American record-holding cyclist

Denise Mueller-Korenek (born c. 1973) is an American cyclist. As of September 2018, she holds the world record for paced bicycle land speed and is considered "the fastest cyclist on earth". She set the record on September 16, 2018, at the Bonneville Salt Flats in Utah, by traveling an average of 183.932 mph (296.009 km/h) on a custom-built carbon KHS bicycle behind a custom-built vehicle to minimize air resistance. The previous record, 167 mph, was set in 1995 by Dutchman Fred Rompelberg. Two years earlier she set the women's bicycle land speed record, pedaling 147.7 mph (237.7 km/h). She is the first and only woman in history to hold the world record, which was first established in 1899.

==Early life and education==
Denise Mueller was born into a family of daredevils. Her father, Myron Mueller, was an ultra-distance cyclist; he celebrated his 70th birthday by pedaling the entire perimeter of the coterminous United States, a distance of more than 12,000 miles. He is in the Guinness Book of World Records as the oldest person to bicycle that perimeter. Her mother, Anna Dement, raced midget demolition-derby cars. "In our family, crazy is our sort of normal," Denise said. She graduated from San Dieguito High School in Encinitas, California.

In 1991, she appeared in a segment with her mentor John Howard in an instructional videotape produced by New & Unique Videos entitled "John Howard's Lessons in Cycling" which won an International Film & TV Festival of New York Silver Medal and a National Telly Award.

==Career==
Mueller competed as a junior cyclist in her teens and finished in the top three in national and world competitions more than a dozen times. She won national championships in road, track and mountain biking 15 times. She retired in 1992 at age 19. She went to work for her family's security company, eventually becoming president and CEO.

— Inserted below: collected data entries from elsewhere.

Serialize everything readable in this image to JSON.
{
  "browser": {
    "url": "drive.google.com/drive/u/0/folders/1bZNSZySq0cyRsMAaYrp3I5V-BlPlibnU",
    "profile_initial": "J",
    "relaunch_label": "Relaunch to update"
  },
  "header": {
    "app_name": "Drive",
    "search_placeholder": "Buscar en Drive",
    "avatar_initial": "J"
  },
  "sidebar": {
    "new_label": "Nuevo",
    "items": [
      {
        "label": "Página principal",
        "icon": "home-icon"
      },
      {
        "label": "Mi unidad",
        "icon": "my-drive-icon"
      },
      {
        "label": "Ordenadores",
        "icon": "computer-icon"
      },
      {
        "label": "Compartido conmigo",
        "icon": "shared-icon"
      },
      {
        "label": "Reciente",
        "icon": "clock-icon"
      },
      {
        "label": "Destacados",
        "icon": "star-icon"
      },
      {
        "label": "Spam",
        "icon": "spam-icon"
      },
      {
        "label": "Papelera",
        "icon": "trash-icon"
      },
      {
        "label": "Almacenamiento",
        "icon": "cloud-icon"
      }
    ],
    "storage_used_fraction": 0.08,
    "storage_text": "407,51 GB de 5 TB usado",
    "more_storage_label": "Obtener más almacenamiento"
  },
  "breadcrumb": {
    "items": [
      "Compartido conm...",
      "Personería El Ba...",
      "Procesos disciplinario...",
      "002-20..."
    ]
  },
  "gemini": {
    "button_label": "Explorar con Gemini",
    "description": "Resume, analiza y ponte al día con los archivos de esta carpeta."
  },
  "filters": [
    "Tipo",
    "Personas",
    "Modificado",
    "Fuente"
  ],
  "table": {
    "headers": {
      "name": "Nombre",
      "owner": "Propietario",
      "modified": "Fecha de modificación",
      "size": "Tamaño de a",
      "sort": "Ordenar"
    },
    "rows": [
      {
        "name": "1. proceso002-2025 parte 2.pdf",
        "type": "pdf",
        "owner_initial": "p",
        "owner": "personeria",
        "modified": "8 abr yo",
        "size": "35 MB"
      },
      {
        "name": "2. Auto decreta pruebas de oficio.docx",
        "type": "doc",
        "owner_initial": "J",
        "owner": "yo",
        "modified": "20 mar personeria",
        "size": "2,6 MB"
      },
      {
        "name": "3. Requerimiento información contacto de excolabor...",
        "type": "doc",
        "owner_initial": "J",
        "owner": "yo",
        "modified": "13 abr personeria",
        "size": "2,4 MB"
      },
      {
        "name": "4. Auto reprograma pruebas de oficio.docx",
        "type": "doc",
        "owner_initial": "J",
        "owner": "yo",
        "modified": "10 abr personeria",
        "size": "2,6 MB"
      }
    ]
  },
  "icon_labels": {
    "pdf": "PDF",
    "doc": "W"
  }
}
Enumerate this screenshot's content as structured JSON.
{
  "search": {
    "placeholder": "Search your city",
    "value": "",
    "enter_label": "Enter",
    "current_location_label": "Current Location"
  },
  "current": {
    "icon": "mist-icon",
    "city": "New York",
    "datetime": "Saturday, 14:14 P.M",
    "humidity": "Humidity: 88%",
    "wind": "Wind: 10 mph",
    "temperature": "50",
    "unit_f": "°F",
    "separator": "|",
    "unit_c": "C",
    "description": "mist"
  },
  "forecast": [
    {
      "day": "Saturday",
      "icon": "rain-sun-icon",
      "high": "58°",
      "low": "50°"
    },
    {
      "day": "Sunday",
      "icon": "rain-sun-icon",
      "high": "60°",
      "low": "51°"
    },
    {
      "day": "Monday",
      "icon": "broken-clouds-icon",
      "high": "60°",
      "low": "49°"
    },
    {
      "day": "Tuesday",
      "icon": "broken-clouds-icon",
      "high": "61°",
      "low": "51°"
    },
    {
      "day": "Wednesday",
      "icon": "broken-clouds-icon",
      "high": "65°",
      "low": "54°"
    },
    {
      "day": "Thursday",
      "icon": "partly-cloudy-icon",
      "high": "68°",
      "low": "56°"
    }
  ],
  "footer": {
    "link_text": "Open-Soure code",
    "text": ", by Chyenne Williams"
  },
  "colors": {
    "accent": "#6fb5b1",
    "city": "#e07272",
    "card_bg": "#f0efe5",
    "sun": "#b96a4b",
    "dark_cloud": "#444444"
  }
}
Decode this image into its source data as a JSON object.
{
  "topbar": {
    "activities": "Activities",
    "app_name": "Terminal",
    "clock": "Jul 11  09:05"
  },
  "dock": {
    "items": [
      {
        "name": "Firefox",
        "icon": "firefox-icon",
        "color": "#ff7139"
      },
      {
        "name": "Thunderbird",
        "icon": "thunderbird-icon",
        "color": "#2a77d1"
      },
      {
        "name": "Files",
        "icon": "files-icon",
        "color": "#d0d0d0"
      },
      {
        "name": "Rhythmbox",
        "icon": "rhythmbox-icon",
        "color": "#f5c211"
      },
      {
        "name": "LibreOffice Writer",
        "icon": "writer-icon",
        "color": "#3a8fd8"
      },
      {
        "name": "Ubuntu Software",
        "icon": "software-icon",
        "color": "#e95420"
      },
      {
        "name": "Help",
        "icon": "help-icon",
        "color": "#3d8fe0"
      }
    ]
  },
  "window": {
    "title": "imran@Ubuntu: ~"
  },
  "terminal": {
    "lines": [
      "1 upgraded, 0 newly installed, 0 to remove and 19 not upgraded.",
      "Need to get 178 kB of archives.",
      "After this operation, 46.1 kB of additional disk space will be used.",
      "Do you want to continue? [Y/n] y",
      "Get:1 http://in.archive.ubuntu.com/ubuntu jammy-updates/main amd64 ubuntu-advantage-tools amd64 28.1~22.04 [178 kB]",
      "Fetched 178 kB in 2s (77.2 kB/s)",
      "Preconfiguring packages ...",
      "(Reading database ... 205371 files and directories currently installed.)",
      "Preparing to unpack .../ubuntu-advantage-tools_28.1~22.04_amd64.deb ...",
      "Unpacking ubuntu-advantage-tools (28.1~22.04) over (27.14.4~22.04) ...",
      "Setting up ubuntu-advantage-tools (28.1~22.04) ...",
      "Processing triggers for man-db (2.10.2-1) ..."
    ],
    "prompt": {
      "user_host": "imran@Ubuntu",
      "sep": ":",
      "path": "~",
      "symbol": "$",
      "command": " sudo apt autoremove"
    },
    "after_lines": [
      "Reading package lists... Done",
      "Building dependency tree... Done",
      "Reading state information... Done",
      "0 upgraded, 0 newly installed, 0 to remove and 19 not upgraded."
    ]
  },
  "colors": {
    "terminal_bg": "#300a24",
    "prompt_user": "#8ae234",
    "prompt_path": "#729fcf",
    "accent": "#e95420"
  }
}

In 2009, Mueller resumed bicycling and running, competing in marathons and Ironman Triathlon competitions. Her trainer, both in her teens and later, is John Howard, a three-time Olympian and holder of the world speed record before Rompelberg. Mueller-Korenek decided to go for the speed record when Howard told her no woman had ever attempted it. She began seriously training to set a new bicycle speed record in 2012. Along the way she won two national titles for her age group. In 2016, she made her first run at the record at the Bonneville Salt Flats. Her speed of 147.7 mph established the women's world record.

In paced bicycle racing, the cyclist follows immediately behind a pace car equipped with a wind shield, so that they are pedaling in the car's slipstream. Riding at that speed just inches behind a pace car is so dangerous that most world-class cyclists do not attempt it. The custom bicycle is geared so high that it has to be towed by the pace car until it reaches 90 to 100 mph; the cyclist then casts off the towrope and pedals under their own power. Rompelberg, whose record she was trying to break, encouraged her efforts and allowed her to use as a pace car the same custom 1000 hp dragster he had used in setting the record. The pace car was driven by professional race car driver Shea Holbrook. In her 2018 attempt, Mueller-Korenek circled the track 3 1/2 times after casting off the tow rope, breaking the world record on her final mile. Her goal had been to break the previous record of 167 mph; she was surprised to learn she had reached 183.9 mph, breaking Rompelberg's record by almost 17 mph. "We weren't supposed to go more than 175," she said.